Peter Cetera is best known as the longtime front man of the band Chicago, but he has also enjoyed success as a solo artist. Cetera was a bass player for a band called the Exceptions when, in late 1967, he was recruited by another group called Chicago Transit Authority to play bass. Chicago became one of America's most popular acts in the early '70s, with hits such as "Does Anybody Really Know What Time It Is, and Saturday In The Park. When Chicago wrote "If You Leave Me Now" in 1976, it hit number one, and most of Chicago's subsequent work followed in the same soft rock style. The band's fortunes dwindled over the remainder of the decade, but in 1982 Chicago returned to the top of the charts with "Hard to Say I'm Sorry." The band had several more hits, including "Hard Habit to Break" and "You're the Inspiration."

#5 The Next Time I fall in Love

Bobby Caldwell penned this song with songwriting partner Paul Gordon. Caldwell best known for the song "What You Won't Do For Love" in 1979. Caldwell's song hit #9 on the American charts. Since then, it has been covered by over 70 artists. A sample from Go West's 1993 version peaked at #15 in UK and #55 in US. A cover by Tupac Shakur peaked at #30 in the US.

The songwriting duo originally pitched The Next Time I fall in Love to Chicago, unaware that Peter Cetera had left the group. Fortunately, Cetera was recording a solo album and looking for songs to record.

Amy Grant was relatively unknown outside of the Christian music scene where she was nicknamed the "Queen of Christian Pop." The collaboration gave Grant an opportunity to enter the secular pop scene.

#4 Hard to Say Sorry

The band used the same formula that produced their first #1 hit, "If You Leave Me Now": a ballad featuring lead vocals by Peter Cetera.

Chicago was dropped from Columbia Records and picked up by the Full Moon Label, distributed by Warner Bro. This song constituted a resurgence for the band. David Foster, who plays piano on the track, wrote this with Chicago vocalist Peter Cetera.

In the song, Cetera is trying to hold on to a relationship after it has fizzled out.
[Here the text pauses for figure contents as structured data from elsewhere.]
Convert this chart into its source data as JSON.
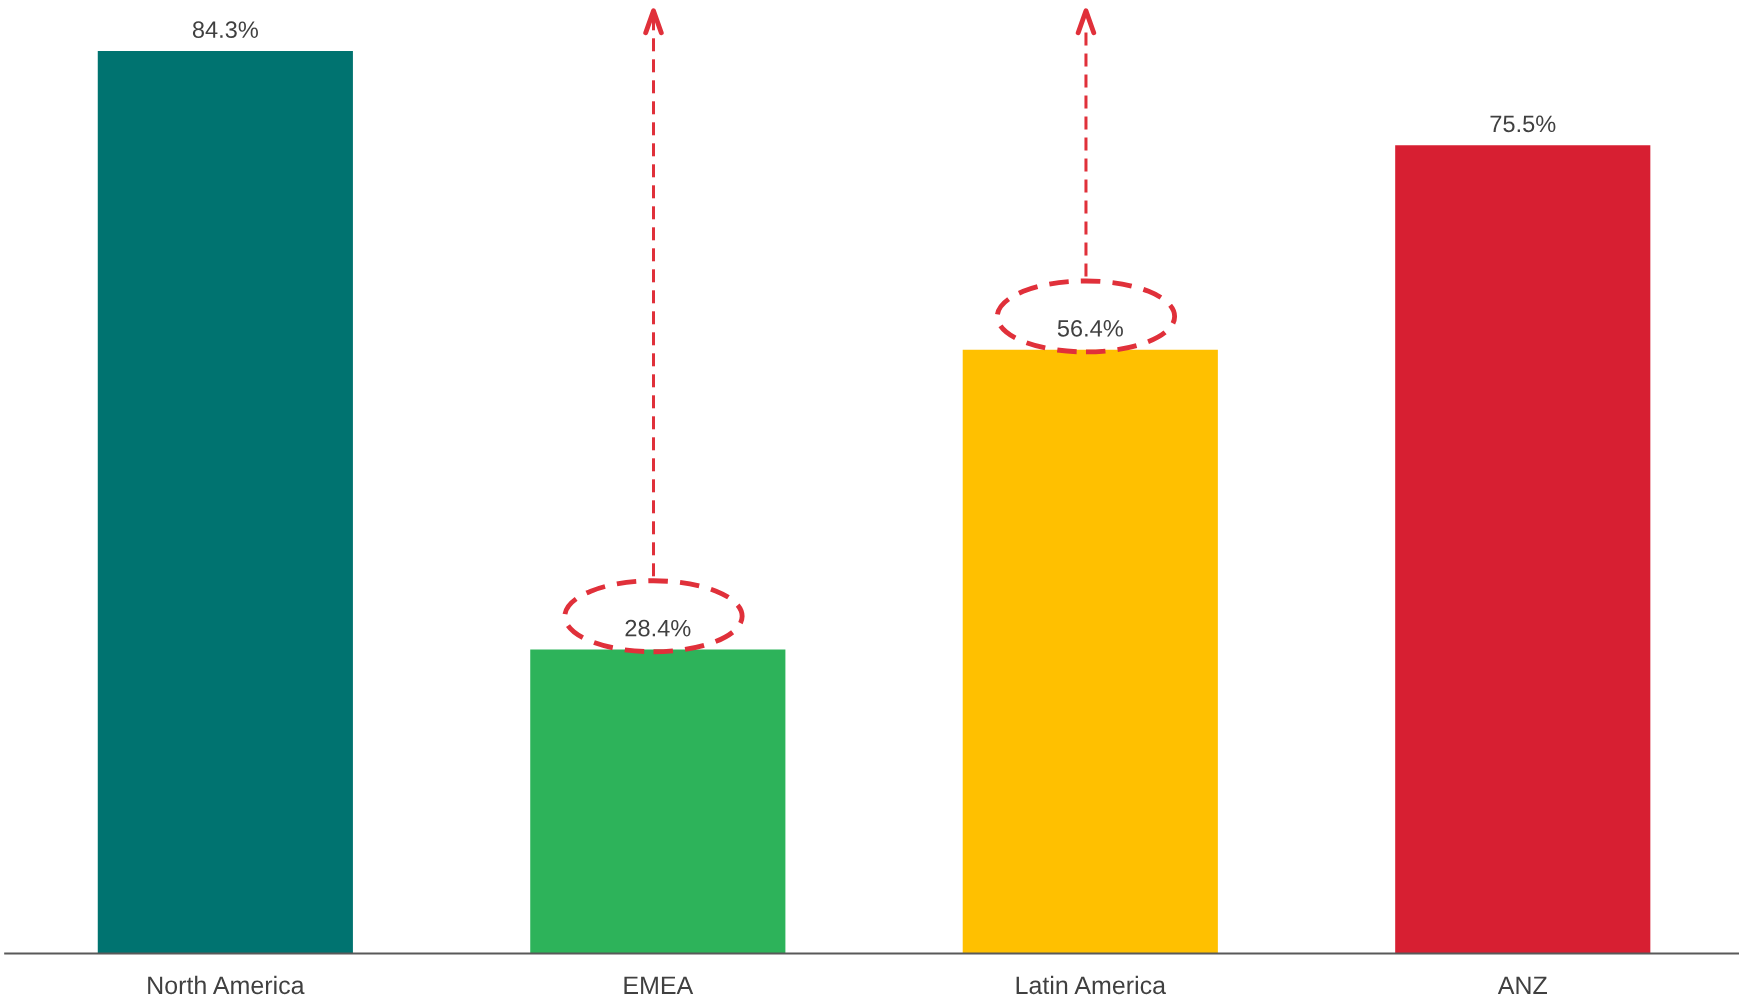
{
  "chart_data": {
    "type": "bar",
    "categories": [
      "North America",
      "EMEA",
      "Latin America",
      "ANZ"
    ],
    "values": [
      84.3,
      28.4,
      56.4,
      75.5
    ],
    "colors": [
      "#007370",
      "#2db35a",
      "#ffc000",
      "#d71f32"
    ],
    "value_labels": [
      "84.3%",
      "28.4%",
      "56.4%",
      "75.5%"
    ],
    "grid": false,
    "legend": false
  }
}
He promises to make up for his indiscretions and plays the "we've been through so much" card. A few years earlier, Foster composed a similarly themed song for Earth, Wind & Fire titled "After The Love Has Gone."

Hard to Say Sorry became a chart-topping hit for Chicago when it reached #1 in America and even became a UK hit, reaching #4 (it also debuted at #1 on the US Adult Contemporary chart).

#3 You're the Inspiration

As one of the biggest hitmakers of the '80s and '90s, David Foster composed this song with Peter Cetera and also produced the album.

The song was written by Cetera and Foster for Kenny Rogers. Rogers didn't record it, so they rewrote a few lines and recorded it for Chicago.

In collaborating with Foster, the band made some adjustments to their sound in an endeavor to become more successful. The horn section was disappointed with the new direction because many of these songs didn't call for horns. They were also concerned that they saw themselves as the stars of the band. And, for a while, they probably were. But, as time passed, the listeners and the media turned against them. Despite this, the band found a new audience and was able to continue for three more decades.

#2 Hard Habit To Break

This song is about a man who takes his wife for granted until she can't take it anymore and walks out. He is now unable to cope with her rejection.

At the time Chicago's songs were typically written by the band, but two outside writers contributed to this one: Steve Kipner and Jon Parker. Kipner also wrote "Physical" and "Genie in a Bottle." Parker contributed music for several TV shows, including Family Feud.

Peter Cetera released this ballad as his first solo single after leaving Chicago. In the film The Karate Kid: Part II, the theme song fits in perfectly. In no time, the song became a popular choice at weddings and proms across the country.

David Foster, who produced Chicago's highly successful albums Chicago 16 (1982) and Chicago 17 (1984), wrote this song with Peter Cetera and his wife (at the time) Diane Nini.

Glory of Love is a rather enduring love song with some bold promises:

I am a man who will fight for your honor I'll be the hero you're dreamin' of

Certainly, Cetera is putting it all on the line, willing to do whatever it takes for the glory of love.